Conceptually, it isn't very hard to change these incentives. One can have benefits that aren't phased out at all (like Alaska's permanent fund dividend), a negative income tax (an idea that has floated around think tanks since the Nixon administration), phase out benefits more slowly, or create an exclusion for a certain amount of earned income in FICA taxation, for example.

Mechanically, it wouldn't be that hard to change the incentives. The vast majority of them are set by the federal government, and most are administered by just a few government departments (mostly the IRS, the Department of Health and Human Services and HUD). The tax code is tinkered with several times a year, and only a few sections, most of which are of little concern to most corporate tax lobbiests, matter in creating incentives for the vast majority of low income taxpayers. A handful of statutory sections and accompanying regulations govern the means tested benefits programs.

The problem is not an issue of choice (i.e. inability to know how to solve the problem or inability to recognize the problem) but of power.

The trouble is that there is really no one to lobby for the interests of the working poor. Union households typically make enough to lift them out of this working poor "dead zone." The concerns of the elderly, who have powerful representation in the form of the AARP and high rates of political participation are very different. The adult working poor and their children, in contrast, have low levels of political participation and are largely unorganized. They don't see themselves as a coherent political unit and don't have the means or the ability to advocate for themselves in a long drawn out Congressional battle. The middle class, in contast, participates more actively, if sporadically, in politics, and is suspicious of the notion of welfare for those who aren't genuinely poor, even though it may improve the incentive of those who are poor to earn more.

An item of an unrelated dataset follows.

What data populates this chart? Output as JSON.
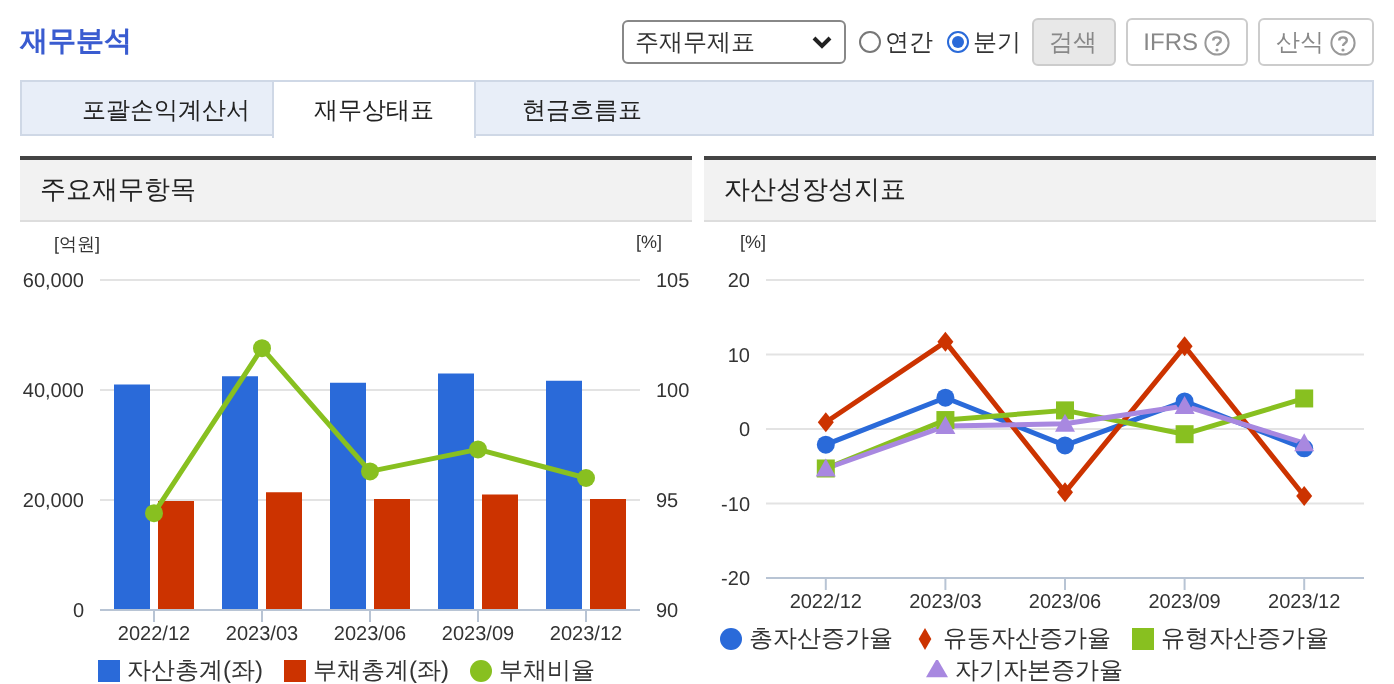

The rich, in contrast, frequently moan and groan about the impact that higher marginal tax rates may have on their incentives to work, despite the fact that their marginal tax rates are not meaningfully higher than those of other Americans. But, they do have the means and organization to fight Congressional battles, so their message is heard.

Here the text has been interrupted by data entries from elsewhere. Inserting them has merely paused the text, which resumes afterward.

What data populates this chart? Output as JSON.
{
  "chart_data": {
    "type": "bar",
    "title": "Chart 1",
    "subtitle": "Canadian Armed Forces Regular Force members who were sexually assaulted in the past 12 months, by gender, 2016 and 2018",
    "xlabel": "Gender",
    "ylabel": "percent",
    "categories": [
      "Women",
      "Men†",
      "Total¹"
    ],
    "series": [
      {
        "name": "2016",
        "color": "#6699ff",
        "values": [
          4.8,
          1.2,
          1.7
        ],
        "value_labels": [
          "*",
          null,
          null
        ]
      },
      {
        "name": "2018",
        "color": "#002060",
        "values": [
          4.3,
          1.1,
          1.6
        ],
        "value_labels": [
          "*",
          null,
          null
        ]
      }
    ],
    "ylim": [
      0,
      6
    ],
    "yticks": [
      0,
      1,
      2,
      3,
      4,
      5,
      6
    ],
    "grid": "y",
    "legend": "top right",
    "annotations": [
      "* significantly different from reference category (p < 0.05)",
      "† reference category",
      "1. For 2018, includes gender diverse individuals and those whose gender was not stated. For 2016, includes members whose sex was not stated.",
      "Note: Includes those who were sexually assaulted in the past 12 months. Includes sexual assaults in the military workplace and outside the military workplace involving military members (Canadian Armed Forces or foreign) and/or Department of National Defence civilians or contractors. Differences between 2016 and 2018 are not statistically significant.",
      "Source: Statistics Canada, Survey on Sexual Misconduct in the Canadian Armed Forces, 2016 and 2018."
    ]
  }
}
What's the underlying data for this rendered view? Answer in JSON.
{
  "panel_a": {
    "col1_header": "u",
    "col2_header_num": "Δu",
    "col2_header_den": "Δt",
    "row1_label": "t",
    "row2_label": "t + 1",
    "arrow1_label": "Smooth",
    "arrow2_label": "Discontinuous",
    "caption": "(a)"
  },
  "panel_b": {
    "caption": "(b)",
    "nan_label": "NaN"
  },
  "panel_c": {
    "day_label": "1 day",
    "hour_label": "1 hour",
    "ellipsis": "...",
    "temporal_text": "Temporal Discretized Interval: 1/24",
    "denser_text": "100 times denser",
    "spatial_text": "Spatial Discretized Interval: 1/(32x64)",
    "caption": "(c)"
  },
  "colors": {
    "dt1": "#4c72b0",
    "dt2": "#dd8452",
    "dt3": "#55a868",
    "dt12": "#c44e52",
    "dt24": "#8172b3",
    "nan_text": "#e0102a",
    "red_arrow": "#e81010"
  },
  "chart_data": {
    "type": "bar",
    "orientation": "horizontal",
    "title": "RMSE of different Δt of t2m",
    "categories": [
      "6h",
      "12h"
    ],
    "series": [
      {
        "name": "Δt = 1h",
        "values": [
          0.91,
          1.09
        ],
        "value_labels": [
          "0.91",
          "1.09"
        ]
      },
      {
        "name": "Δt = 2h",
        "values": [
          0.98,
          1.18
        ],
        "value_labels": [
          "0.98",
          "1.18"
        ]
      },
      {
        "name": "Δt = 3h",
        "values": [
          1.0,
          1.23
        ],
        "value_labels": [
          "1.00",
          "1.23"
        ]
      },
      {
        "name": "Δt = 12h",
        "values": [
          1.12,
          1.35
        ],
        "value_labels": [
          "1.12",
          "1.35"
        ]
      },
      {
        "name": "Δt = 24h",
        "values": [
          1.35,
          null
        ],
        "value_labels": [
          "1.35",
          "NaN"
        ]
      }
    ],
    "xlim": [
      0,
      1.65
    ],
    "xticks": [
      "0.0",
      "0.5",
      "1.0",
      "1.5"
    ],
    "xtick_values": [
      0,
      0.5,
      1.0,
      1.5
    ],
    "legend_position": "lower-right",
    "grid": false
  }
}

The only really organized political entity that disporportionately represents the working poor is the Democratic party, which has great political power at the moment. But, political parties have been so neutered by progressive reforms that tried to reduce the political corruption associated with 19th century political machines by weakening political parties, that they have become brand names rather than policy making centers. And, at any rate, few powerful Democratic party political figures have taken on the issue of implicit marginal tax rates for the working poor.

2 comments:

Michael Malak said...

Marginal tax is an issue that interests me so much that I registered marginaltax.com (nothing there yet).

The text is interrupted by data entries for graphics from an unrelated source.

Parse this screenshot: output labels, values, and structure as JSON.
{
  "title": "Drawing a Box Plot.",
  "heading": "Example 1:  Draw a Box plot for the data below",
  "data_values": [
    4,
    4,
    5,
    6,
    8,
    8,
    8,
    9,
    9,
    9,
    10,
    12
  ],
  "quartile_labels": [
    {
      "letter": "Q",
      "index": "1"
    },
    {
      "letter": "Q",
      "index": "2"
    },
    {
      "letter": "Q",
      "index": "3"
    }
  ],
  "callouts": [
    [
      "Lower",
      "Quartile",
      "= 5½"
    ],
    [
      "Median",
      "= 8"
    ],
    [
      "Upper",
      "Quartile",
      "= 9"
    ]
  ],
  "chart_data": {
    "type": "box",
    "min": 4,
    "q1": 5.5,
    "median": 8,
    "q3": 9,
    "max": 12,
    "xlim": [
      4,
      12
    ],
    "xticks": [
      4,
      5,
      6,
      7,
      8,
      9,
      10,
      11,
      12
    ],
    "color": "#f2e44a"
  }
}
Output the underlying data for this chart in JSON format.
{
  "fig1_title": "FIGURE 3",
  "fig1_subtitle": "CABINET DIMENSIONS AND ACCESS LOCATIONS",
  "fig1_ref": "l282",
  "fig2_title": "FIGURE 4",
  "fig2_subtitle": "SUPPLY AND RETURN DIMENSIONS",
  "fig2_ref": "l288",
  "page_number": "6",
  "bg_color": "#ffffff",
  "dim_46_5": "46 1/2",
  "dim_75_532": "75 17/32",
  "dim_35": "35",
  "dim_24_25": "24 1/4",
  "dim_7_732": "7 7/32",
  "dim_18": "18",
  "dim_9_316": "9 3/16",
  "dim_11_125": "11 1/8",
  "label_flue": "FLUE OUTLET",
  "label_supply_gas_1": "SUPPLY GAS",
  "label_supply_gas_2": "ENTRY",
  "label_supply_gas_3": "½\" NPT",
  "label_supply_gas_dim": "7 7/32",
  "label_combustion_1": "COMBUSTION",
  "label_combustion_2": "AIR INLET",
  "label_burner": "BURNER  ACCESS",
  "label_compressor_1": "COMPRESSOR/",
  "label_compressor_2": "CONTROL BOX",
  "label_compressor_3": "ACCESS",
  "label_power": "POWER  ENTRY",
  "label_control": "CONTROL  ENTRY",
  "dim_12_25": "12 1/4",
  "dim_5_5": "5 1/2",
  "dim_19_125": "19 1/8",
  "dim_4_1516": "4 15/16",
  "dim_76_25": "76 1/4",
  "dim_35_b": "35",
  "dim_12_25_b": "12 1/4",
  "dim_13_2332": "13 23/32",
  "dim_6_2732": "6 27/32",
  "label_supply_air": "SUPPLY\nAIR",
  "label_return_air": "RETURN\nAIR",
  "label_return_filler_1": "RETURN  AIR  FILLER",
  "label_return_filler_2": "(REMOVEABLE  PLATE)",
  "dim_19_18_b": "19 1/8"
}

The highest marginal tax I've found so far is 50,000% (if we restrict ourselves to dollar increments rather than penny increments). Bush's 2006 education tax deduction is either $2,000 or $4,000 depending on MAGI. Earning an extra dollar lowers the tax deduction from $4,000 to $2,000. The cut-off falls within the 25% tax bracket, so that results in a $500 difference in tax bill. An additional $500 in taxes for an extra $1 earned is 50,000%.

See page 40 of
http://www.irs.gov/pub/irs-pdf/p970.pdf

Billll said...

The flat area on the curve is todays legacy of Lyndon Johnsons War on Poverty. One could go on at some length as to what it involved, why it was done, and what became of it.

Getting political power involves getting votes. Getting votes involves money, as all votes are bought, one way or another. The votes of the poor are the cheapest to buy, especially if you're buying them directly with other peoples money.

The cleverer folks in the economic doldrums recognize what's going on and either take up jobs with significant unreported income or else begin working their way through college to land a job that gets them out of the trap.

The Democrat party today represents union labor, tort lawyers, and government employees. This plus the obligate poor provide enough votes to get power if the opposition falls out of favor for any reason.